In order to help educate the American people, the Obama administration just launched a new site, data.gov/climate, devoted to providing data and facts about climate change.
The site is designed to help people “find data related to climate change that can help inform and prepare America’s communities, businesses and citizens.” The initial phase contains data and resources about coastal flooding, sea level rise and their impacts. “Over time, you will be able to find additional data and tools relevant to other important climate-related impacts, including risks to human health, the food supply, and energy infrastructure,” the site states.

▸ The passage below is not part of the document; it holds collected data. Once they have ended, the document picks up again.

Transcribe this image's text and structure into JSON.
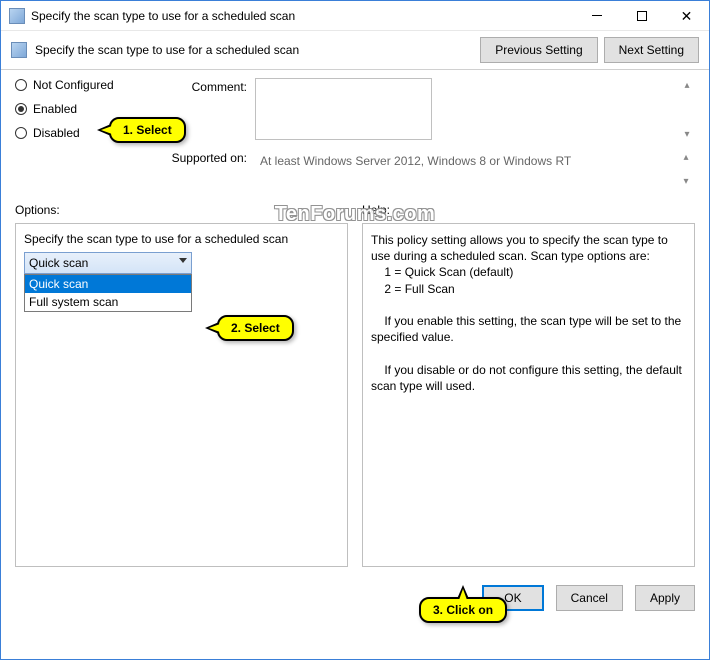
{
  "window": {
    "title": "Specify the scan type to use for a scheduled scan"
  },
  "header": {
    "title": "Specify the scan type to use for a scheduled scan",
    "prev": "Previous Setting",
    "next": "Next Setting"
  },
  "radios": {
    "not_configured": "Not Configured",
    "enabled": "Enabled",
    "disabled": "Disabled"
  },
  "labels": {
    "comment": "Comment:",
    "supported": "Supported on:",
    "options": "Options:",
    "help": "Help:"
  },
  "supported_text": "At least Windows Server 2012, Windows 8 or Windows RT",
  "options": {
    "label": "Specify the scan type to use for a scheduled scan",
    "selected": "Quick scan",
    "items": [
      "Quick scan",
      "Full system scan"
    ]
  },
  "help_text": "This policy setting allows you to specify the scan type to use during a scheduled scan. Scan type options are:\n    1 = Quick Scan (default)\n    2 = Full Scan\n\n    If you enable this setting, the scan type will be set to the specified value.\n\n    If you disable or do not configure this setting, the default scan type will used.",
  "buttons": {
    "ok": "OK",
    "cancel": "Cancel",
    "apply": "Apply"
  },
  "callouts": {
    "c1": "1. Select",
    "c2": "2. Select",
    "c3": "3. Click on"
  },
  "watermark": "TenForums.com"
}
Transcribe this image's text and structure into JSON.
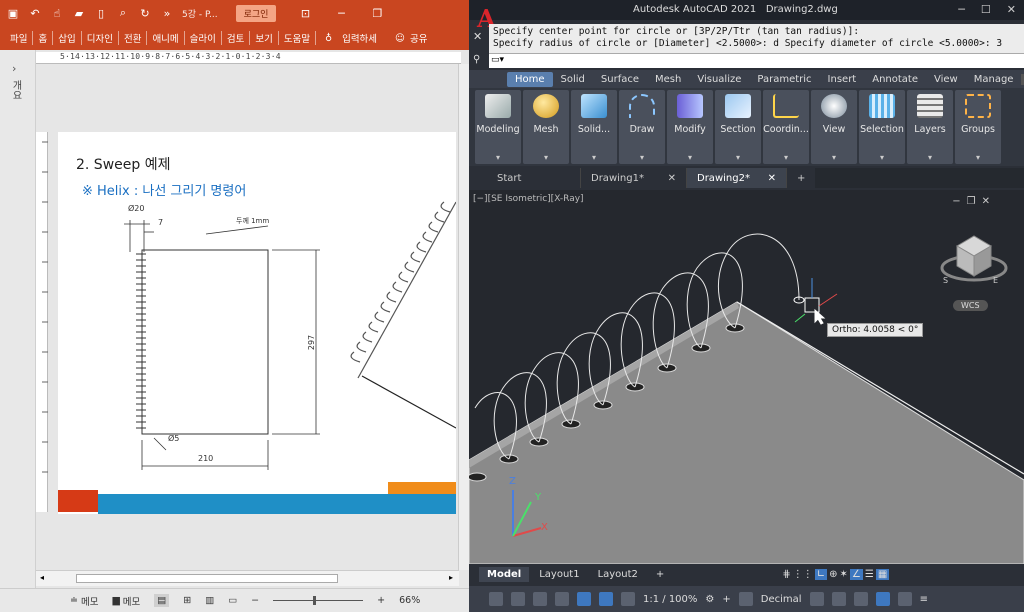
{
  "ppt": {
    "doc_title": "5강 - P...",
    "login_button": "로그인",
    "menu": [
      "파일",
      "홈",
      "삽입",
      "디자인",
      "전환",
      "애니메",
      "슬라이",
      "검토",
      "보기",
      "도움말"
    ],
    "tell_me": "입력하세",
    "share": "공유",
    "thumbnail_panel_label": "개요",
    "ruler_text": "5·14·13·12·11·10·9·8·7·6·5·4·3·2·1·0·1·2·3·4",
    "slide": {
      "heading": "2. Sweep 예제",
      "subheading": "※ Helix : 나선 그리기 명령어",
      "dim_diameter": "Ø20",
      "dim_pitch": "7",
      "dim_thickness": "두께 1mm",
      "dim_height": "297",
      "dim_hole": "Ø5",
      "dim_width": "210"
    },
    "status": {
      "notes": "메모",
      "comments": "메모",
      "zoom": "66%",
      "minus": "−",
      "plus": "+"
    }
  },
  "acad": {
    "app_title": "Autodesk AutoCAD 2021",
    "drawing_title": "Drawing2.dwg",
    "command_lines": [
      "Specify center point for circle or [3P/2P/Ttr (tan tan radius)]:",
      "Specify radius of circle or [Diameter] <2.5000>: d Specify diameter of circle <5.0000>: 3"
    ],
    "ribbon_tabs": [
      "Home",
      "Solid",
      "Surface",
      "Mesh",
      "Visualize",
      "Parametric",
      "Insert",
      "Annotate",
      "View",
      "Manage"
    ],
    "ribbon_panels": [
      "Modeling",
      "Mesh",
      "Solid...",
      "Draw",
      "Modify",
      "Section",
      "Coordin...",
      "View",
      "Selection",
      "Layers",
      "Groups"
    ],
    "doc_tabs": [
      "Start",
      "Drawing1*",
      "Drawing2*"
    ],
    "viewport_label": "[−][SE Isometric][X-Ray]",
    "ortho_tooltip": "Ortho: 4.0058 < 0°",
    "wcs_label": "WCS",
    "layout_tabs": [
      "Model",
      "Layout1",
      "Layout2"
    ],
    "status_scale": "1:1 / 100%",
    "status_units": "Decimal"
  },
  "colors": {
    "ppt_accent": "#c94620",
    "acad_bg": "#2b2f37",
    "ribbon_active": "#5a7fae",
    "slide_heading_blue": "#1a6fc2"
  }
}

The site, launched with “leadership” from the National Oceanic and Atmospheric Administration (NOAA) and NASA, was unveiled on Wednesday, March 19, when Obama administration officials met to talk about efforts by both the private sector and government to prepare for climate change impacts. A few weeks earlier, on March 4, Obama unveiled his 2015 budget request which asks for $1 billion for a resilience fund to mitigate against climate change impacts.

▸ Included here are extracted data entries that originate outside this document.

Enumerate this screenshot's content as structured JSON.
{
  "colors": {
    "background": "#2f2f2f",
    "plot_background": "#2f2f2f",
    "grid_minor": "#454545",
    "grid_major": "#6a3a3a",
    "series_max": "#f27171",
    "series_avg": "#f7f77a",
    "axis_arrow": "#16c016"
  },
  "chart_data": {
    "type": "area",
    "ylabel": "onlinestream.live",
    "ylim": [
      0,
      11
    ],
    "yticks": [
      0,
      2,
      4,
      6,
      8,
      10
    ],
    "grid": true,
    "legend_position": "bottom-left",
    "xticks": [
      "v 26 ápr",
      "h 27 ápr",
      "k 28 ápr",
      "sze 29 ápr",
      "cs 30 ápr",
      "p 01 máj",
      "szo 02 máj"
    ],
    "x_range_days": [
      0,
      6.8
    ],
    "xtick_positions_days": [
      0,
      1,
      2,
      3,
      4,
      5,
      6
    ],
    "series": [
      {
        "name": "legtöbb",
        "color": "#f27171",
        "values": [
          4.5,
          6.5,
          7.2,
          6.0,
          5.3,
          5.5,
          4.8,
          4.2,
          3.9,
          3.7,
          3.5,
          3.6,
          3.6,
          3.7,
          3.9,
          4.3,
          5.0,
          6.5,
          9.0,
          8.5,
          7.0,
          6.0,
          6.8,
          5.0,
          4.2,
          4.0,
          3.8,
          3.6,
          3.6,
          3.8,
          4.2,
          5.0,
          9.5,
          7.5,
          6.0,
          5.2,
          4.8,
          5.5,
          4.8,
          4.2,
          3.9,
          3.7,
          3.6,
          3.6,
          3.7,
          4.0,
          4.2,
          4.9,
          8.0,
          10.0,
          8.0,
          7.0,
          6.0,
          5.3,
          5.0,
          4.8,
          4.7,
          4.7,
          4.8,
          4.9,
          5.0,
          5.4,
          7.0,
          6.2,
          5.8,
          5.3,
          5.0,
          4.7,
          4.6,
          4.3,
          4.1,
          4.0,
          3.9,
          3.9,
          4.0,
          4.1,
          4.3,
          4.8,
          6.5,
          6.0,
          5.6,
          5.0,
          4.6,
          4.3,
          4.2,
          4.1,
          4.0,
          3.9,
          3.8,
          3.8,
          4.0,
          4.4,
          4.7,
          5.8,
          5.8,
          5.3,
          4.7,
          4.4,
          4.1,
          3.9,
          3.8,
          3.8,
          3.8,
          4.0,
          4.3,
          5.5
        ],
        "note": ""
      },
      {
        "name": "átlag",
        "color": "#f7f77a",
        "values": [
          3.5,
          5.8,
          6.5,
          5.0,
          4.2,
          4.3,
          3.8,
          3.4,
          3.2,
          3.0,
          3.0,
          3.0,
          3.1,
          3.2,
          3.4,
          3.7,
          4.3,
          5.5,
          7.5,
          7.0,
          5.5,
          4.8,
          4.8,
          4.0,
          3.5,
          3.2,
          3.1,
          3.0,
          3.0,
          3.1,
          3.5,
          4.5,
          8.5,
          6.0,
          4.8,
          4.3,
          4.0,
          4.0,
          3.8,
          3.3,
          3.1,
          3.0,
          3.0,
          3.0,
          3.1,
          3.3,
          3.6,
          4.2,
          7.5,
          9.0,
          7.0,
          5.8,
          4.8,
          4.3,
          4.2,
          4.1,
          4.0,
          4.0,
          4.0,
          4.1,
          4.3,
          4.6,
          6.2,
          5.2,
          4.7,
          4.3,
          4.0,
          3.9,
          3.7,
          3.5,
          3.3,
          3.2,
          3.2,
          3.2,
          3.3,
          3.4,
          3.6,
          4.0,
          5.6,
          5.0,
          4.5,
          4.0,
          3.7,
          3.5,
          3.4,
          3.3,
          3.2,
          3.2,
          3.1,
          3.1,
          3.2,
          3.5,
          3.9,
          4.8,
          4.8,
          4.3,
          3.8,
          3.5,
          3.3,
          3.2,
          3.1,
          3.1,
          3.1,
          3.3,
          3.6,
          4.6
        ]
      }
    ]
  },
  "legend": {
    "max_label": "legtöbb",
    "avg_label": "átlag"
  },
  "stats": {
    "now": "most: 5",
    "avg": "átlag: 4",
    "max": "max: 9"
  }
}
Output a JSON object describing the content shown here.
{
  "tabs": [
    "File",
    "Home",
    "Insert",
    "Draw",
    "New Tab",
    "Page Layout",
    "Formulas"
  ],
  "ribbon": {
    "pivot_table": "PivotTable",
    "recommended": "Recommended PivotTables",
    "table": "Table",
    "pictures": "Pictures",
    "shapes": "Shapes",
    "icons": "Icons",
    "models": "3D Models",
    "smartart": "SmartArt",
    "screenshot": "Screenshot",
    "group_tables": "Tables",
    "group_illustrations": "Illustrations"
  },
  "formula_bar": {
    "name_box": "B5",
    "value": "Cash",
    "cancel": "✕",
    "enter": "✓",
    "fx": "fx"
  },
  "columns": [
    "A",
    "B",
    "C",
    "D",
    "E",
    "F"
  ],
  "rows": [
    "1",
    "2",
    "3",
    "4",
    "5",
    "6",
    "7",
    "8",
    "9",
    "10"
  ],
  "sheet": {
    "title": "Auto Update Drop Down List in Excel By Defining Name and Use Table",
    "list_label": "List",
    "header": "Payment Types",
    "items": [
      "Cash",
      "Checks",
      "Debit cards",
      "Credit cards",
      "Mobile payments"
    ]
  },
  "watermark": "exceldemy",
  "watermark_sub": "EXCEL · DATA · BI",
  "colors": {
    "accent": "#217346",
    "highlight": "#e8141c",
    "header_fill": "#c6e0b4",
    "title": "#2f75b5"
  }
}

The New York Times points out that for now the site will be a “clearinghouse for climate science data” from certain government agencies, and will not benefit “average users.” “Instead, NASA and the NOAA will call on researchers and private companies to create software simulations illustrating the impact of sea level rise,” the article stated.
The Obama administration appears to be taking climate change seriously. During President Obama’s State of the Union Address in January, he said that “climate change is a fact.” In February, Obama visited a farm in California’s San Joaquin Valley, the front lines of the three-year drought plaguing the Golden State. During his speech there, he linked the drought and climate change. “We have to be clear. A changing climate means that weather-related disasters like droughts, wildfires, storms, floods, are potentially going to be costlier and they’re going to be harsher,” Obama said.

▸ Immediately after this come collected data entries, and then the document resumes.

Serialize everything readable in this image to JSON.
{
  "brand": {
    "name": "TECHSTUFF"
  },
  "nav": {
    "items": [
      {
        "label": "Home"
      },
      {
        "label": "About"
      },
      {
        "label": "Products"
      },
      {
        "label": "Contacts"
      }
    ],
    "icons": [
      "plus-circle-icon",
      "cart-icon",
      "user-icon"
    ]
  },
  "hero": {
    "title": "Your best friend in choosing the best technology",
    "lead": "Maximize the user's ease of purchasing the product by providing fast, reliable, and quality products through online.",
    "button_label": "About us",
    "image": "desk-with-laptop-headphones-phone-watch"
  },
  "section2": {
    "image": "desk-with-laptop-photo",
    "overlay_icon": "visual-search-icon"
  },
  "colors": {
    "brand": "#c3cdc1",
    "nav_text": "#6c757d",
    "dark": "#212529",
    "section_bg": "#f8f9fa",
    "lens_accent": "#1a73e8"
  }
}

The site comes at a time when the American people are feeling the impacts, from floods to droughts, of a changing climate. It also comes at a time when most Americans don’t think climate change is a priority. A January Pew Research Center poll found that Americans ranked “dealing with global warming” No. 19 in a list of 20 top policy priorities for the President and Congress. However, most Americans do believe that climate change is occurring. An October 2013 poll by the Pew Research Center found that 67 percent of Americans think there is solid evidence that climate change is occurring. Among those who think there is solid evidence, 44 percent think it is caused mostly by human activity. A 2006 survey found that 77 percent thought there was solid evidence that climate change occurring. Clearly, more education is needed about climate change and its impacts.